Zmiany - pełna kontrola rodzicielska i dostęp do rozmów na Facebooku. Przesada?
Pod wpływem nacisków rodziców w aplikacji Messenger Kids już niebawem pojawi się wiele zmian. Rodzice będą mogli - używając własnego telefonu - szybko przejrzeć historię rozmów dziecka, zweryfikowania, z kim najczęściej rozmawia i czy korzysta w tym celu z kamerki. Wysłane i odebrane obrazki, zdjęcia i filmy również będzie można przeglądnąć. W przypadku uznania, że są to treści nieodpowiednie, będzie można zgłosić je albo usunąć.

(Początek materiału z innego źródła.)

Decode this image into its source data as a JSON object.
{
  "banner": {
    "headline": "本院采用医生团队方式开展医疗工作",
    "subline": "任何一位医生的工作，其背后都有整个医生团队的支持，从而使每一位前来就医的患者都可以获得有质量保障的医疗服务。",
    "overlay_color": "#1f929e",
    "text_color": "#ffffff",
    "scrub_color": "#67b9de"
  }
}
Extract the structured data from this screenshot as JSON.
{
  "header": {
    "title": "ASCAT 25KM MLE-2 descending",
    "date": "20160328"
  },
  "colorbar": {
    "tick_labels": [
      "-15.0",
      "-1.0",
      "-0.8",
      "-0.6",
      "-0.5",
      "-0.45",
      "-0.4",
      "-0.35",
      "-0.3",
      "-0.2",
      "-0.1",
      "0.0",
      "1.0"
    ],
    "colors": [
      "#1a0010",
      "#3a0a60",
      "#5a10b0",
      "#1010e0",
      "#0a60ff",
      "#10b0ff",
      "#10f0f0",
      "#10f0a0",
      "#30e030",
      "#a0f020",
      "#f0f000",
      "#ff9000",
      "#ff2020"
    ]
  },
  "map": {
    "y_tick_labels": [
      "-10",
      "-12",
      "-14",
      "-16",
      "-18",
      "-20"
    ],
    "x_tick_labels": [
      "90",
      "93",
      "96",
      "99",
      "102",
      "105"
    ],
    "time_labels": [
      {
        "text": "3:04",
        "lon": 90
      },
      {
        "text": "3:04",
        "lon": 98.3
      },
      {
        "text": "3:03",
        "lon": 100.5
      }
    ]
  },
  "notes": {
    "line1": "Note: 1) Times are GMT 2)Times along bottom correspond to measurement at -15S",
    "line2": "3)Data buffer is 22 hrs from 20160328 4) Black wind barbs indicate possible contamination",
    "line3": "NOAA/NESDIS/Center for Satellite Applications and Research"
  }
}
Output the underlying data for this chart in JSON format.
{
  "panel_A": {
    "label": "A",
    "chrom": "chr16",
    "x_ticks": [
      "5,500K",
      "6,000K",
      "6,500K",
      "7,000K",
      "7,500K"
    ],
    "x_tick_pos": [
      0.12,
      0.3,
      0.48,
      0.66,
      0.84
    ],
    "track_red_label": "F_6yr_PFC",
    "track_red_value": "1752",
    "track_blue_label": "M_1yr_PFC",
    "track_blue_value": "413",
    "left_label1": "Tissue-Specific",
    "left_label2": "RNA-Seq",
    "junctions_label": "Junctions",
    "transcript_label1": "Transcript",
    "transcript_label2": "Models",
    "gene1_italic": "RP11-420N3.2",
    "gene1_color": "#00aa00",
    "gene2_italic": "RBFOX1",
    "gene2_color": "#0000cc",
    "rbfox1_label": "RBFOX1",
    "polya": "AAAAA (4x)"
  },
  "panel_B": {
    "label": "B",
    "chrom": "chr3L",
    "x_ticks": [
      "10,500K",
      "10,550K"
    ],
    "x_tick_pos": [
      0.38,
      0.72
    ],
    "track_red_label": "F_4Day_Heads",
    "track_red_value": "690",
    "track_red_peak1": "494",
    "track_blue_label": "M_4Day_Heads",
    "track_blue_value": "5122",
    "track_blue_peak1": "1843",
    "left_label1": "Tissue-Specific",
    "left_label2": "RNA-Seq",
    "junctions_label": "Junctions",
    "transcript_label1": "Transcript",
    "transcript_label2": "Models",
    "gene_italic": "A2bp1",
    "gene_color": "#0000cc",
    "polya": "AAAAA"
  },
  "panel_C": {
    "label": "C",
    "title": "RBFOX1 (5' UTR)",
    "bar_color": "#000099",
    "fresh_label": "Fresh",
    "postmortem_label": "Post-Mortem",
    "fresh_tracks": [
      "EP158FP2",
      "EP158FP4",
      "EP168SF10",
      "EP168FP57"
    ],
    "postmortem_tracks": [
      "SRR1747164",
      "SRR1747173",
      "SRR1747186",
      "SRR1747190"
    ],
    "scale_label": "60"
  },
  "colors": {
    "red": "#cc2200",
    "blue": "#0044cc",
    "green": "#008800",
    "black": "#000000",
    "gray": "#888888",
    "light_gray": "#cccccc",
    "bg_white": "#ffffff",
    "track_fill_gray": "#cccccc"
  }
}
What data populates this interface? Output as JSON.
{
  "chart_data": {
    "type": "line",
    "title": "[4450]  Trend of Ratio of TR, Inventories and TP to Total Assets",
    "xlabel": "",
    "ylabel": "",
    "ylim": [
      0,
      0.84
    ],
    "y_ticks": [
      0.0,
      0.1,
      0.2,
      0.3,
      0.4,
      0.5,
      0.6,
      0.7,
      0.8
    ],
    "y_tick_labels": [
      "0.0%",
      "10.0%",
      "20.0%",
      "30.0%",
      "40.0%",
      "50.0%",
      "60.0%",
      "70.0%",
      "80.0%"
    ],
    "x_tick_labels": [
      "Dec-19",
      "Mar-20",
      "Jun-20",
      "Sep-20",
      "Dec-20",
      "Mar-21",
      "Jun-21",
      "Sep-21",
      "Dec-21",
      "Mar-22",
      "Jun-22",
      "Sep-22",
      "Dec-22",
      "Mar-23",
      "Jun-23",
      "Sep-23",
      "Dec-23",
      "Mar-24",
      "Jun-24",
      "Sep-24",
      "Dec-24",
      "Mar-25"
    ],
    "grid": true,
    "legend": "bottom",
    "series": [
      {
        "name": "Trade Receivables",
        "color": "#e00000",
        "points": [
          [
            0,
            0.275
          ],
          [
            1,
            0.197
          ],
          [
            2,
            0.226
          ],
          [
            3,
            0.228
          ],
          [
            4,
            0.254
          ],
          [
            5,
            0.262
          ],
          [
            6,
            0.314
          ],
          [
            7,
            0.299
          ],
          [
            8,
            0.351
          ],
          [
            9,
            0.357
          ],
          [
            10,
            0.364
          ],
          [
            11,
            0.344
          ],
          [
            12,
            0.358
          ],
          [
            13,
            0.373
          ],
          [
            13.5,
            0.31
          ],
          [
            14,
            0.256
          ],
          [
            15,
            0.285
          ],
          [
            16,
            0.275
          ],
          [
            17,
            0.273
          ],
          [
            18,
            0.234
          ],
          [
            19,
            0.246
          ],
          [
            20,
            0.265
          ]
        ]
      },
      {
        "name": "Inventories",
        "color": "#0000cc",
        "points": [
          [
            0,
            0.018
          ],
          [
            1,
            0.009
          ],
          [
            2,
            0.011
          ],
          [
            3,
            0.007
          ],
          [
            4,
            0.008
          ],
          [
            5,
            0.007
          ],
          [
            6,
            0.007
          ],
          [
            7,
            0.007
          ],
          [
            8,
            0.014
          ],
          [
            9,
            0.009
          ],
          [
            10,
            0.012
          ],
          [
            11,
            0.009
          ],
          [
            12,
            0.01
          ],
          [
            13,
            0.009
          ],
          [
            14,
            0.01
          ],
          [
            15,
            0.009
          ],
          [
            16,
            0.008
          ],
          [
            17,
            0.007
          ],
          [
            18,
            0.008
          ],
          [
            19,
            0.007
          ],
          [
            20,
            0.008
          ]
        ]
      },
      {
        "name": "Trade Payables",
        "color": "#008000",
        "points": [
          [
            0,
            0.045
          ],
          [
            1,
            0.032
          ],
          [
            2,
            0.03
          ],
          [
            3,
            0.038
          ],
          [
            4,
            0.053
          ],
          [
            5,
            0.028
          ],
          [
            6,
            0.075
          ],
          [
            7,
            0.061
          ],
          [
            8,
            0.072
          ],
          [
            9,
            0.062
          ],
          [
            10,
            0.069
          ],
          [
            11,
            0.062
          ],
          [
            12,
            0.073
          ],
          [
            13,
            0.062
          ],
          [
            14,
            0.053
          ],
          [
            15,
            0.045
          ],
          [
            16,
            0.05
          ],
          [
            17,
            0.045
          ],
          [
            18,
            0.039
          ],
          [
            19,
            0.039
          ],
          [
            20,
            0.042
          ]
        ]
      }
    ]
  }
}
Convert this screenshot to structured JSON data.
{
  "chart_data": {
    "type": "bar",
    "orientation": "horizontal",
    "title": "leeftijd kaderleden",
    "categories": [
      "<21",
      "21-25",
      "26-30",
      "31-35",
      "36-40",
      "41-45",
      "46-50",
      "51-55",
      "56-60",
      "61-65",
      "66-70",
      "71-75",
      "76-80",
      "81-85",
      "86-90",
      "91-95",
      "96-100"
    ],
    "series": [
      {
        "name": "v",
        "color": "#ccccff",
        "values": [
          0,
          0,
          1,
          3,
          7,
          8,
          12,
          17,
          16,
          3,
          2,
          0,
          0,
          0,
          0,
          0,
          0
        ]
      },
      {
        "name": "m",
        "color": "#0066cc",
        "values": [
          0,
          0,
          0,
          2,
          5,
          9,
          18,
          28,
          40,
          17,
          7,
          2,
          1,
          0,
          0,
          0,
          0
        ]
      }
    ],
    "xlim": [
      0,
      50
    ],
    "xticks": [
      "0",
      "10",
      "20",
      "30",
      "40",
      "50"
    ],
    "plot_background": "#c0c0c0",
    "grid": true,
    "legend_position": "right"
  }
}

W dodatku rodzice będą mogli także pobrać pełną informację na temat konta dziecka, w której znajdą wykaz wszystkich kontaktów i wiadomości, które zostały wysłane za pomocą aplikacji. Rozwiązanie budzi wiele kontrowersji, jednak większość rodziców pozytywnie ocenia nadchodzące zmiany.
Zobacz także: Porady prawne: chcesz zmienić wysokość alimentów? To proste!
Co ciekawe, nastolatek zostanie poinformowany o tym, że jego rodzic postanowił pobrać wykaz pełnych informacji na temat prywatnej korespondencji dziecka, co w wielu przypadkach będzie oznaczało poważną, rodzinną kłótnię. O ile w przypadku sześciolatka działania w aplikacji messenger'a ograniczają się przeważnie do wysyłania emotikon, śmiesznych gifów i zdjęć, o tyle nieodpowiednie rozmowy szóstoklasisty mogą oznaczać poważne kłopoty. Bardzo często bowiem zdarza się, że ani rodzice, ani szkolni wychowawcy nie mają pojęcia o tym, jak uczniowie wyzywają się i obrażają przez komunikatory internetowe.
Kontrola rodzicielska chroni najmłodszych przed dostępem do nieodpowiednich treści, na które mogą natknąć się w sieci. Nie należy jednak zapominać, że kluczową kwestią w wychowaniu dziecka jest zaufanie. Być może są tacy, którym udało się znaleźć złoty środek.